NEW DELHI, June 24 (Reuters) – Chinese automakers may be shut out of India, but their electric-vehicle technology is starting to make inroads in the world’s third-largest car market.

New Delhi has largely blocked Chinese companies from entering the market since 2020 and now Beijing is clamping down on the export of its tech know-how. Yet ‌ties between the two countries’ carmaking industry are only growing.

Tata Motors said earlier in June it will use Chery’s carmaking platform to manufacture premium EVs in India. The deal ‌doesn’t involve an equity stake, and both companies stressed it is a supply arrangement without any transfer of technology know-how to Tata, highlighting the political sensitivities.

India ramped up scrutiny of Chinese businesses after a 2020 border clash between the two countries ​killed soldiers on both sides. While New Delhi and Beijing are working to improve ties, some friction remains.

“If India wants to expand its manufacturing sector and be a bigger part of the global supply chain, partnership with China is inevitable. If Chinese companies want to be global leaders, they cannot wish away India and its economic potential,” said Santosh Pai, partner at law firm Dentons Link Legal.

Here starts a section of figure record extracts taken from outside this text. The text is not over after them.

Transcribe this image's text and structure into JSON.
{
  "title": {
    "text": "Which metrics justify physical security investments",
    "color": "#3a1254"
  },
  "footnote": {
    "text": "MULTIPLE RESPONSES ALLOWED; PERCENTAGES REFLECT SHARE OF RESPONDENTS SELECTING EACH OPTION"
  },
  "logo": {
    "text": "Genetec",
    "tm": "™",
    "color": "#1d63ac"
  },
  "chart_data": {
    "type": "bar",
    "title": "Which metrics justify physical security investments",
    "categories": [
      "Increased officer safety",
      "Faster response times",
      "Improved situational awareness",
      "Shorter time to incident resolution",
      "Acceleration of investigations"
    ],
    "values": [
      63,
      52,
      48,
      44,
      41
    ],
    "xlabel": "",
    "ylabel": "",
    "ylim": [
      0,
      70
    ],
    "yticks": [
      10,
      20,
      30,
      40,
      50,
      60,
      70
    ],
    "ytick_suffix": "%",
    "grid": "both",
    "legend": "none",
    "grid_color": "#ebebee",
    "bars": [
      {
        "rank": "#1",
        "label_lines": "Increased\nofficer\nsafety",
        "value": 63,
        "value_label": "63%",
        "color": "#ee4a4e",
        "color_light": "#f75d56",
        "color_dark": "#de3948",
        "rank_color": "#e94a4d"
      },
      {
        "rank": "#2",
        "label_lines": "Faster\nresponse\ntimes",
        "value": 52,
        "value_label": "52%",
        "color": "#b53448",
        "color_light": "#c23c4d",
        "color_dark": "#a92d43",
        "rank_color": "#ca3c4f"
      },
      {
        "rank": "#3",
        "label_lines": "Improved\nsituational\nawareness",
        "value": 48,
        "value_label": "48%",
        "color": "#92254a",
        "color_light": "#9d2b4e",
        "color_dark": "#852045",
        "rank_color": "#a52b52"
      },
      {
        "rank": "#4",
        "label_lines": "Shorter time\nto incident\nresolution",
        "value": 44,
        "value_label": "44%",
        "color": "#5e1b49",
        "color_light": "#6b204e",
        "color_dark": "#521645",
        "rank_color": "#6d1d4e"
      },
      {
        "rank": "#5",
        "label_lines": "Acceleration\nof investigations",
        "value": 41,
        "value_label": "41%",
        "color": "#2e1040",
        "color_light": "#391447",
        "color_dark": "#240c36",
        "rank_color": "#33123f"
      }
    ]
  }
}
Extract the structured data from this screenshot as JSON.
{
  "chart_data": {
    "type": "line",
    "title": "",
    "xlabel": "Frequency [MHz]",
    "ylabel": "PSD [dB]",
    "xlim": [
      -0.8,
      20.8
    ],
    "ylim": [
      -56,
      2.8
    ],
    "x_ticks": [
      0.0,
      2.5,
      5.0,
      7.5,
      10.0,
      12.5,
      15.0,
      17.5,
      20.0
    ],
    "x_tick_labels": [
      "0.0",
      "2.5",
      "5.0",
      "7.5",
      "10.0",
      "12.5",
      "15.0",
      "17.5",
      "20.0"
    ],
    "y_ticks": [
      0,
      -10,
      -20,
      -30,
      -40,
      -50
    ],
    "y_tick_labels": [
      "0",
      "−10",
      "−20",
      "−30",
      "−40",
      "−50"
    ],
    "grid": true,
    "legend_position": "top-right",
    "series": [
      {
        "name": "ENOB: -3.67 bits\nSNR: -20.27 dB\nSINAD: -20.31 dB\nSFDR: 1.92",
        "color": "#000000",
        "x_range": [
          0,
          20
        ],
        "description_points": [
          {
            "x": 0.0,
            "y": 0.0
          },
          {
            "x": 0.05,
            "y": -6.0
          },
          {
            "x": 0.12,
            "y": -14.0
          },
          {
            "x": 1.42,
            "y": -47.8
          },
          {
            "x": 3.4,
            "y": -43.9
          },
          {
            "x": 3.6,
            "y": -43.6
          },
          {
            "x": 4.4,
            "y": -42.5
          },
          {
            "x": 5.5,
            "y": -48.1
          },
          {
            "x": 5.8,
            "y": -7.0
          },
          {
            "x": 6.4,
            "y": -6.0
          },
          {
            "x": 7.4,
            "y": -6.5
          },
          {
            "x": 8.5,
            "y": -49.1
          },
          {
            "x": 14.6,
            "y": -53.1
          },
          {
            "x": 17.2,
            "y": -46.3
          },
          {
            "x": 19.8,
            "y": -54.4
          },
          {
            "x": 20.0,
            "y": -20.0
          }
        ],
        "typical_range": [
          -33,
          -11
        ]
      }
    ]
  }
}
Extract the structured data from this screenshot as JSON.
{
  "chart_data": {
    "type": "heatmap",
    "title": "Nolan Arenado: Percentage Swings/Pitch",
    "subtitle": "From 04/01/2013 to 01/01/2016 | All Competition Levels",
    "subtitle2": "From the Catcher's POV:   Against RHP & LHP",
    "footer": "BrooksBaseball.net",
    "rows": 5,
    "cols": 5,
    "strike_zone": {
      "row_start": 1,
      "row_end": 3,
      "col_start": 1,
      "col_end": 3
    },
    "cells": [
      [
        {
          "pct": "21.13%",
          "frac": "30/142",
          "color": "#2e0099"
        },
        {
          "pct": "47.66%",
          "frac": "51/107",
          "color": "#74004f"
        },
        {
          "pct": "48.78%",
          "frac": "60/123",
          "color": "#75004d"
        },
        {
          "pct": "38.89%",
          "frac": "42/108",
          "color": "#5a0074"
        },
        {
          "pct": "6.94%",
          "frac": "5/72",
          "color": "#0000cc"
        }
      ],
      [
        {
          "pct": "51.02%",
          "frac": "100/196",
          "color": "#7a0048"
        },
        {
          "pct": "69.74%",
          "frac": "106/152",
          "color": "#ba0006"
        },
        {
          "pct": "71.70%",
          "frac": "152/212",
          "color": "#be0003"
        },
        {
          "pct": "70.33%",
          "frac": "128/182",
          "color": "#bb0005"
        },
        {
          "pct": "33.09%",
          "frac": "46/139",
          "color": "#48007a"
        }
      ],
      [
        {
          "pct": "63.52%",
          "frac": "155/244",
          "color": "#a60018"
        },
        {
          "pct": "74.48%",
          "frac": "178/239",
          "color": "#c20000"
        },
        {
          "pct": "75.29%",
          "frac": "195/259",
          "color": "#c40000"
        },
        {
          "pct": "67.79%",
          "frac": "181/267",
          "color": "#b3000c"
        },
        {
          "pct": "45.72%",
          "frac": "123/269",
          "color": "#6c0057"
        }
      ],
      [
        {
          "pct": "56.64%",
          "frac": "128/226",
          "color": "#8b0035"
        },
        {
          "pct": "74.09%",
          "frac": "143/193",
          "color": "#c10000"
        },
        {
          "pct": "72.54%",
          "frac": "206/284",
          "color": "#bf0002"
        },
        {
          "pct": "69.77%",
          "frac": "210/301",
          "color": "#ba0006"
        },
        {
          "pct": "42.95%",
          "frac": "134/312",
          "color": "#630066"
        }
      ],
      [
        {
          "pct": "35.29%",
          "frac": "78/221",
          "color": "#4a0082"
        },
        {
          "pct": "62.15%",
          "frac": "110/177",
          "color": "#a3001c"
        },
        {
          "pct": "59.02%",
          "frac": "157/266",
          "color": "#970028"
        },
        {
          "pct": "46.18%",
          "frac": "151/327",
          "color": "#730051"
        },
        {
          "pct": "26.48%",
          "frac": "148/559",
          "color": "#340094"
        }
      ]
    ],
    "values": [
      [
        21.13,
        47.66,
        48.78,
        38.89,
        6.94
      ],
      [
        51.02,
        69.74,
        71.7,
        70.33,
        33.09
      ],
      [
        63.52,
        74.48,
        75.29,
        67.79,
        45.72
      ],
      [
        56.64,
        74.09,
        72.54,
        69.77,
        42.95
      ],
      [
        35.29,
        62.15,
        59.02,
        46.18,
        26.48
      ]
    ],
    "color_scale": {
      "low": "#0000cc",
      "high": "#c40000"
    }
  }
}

For Tata, India’s third-largest automaker, Chery’s platform offers a quicker way to launch EVs. Tata plans to eventually shift from relying on imported kits from China to developing components locally – a move seen favourably by some Indian policymakers because it would ‌boost Indian manufacturing.

“We are supportive of deals that lead to more local ⁠manufacturing or supply-chain shifts down the road. That is a good way to approach China,” said a senior Indian government official.

For Chinese carmakers grappling with a slowdown at home and excess manufacturing capacity, such deals could be the answer to boosting revenue without violating Beijing’s export control orders.

Tata and Chery did not ⁠respond to requests for comment.

GROWING MARKET

The Tata-Chery deal shows that, despite its best efforts, India can’t keep China’s EV industry completely out.

The world’s most advanced EV industry is likely to continue to make inroads into India, a huge and still growing market.

That’s bad news for Japanese automakers and others who are investing big in India – in part because they don’t face major competition from Chinese rivals there now.

Chinese EV makers understand the importance of gaining ​a ​foothold in India through such supply deals, said Gao Hua, a former director at China SAE and now ​an independent analyst.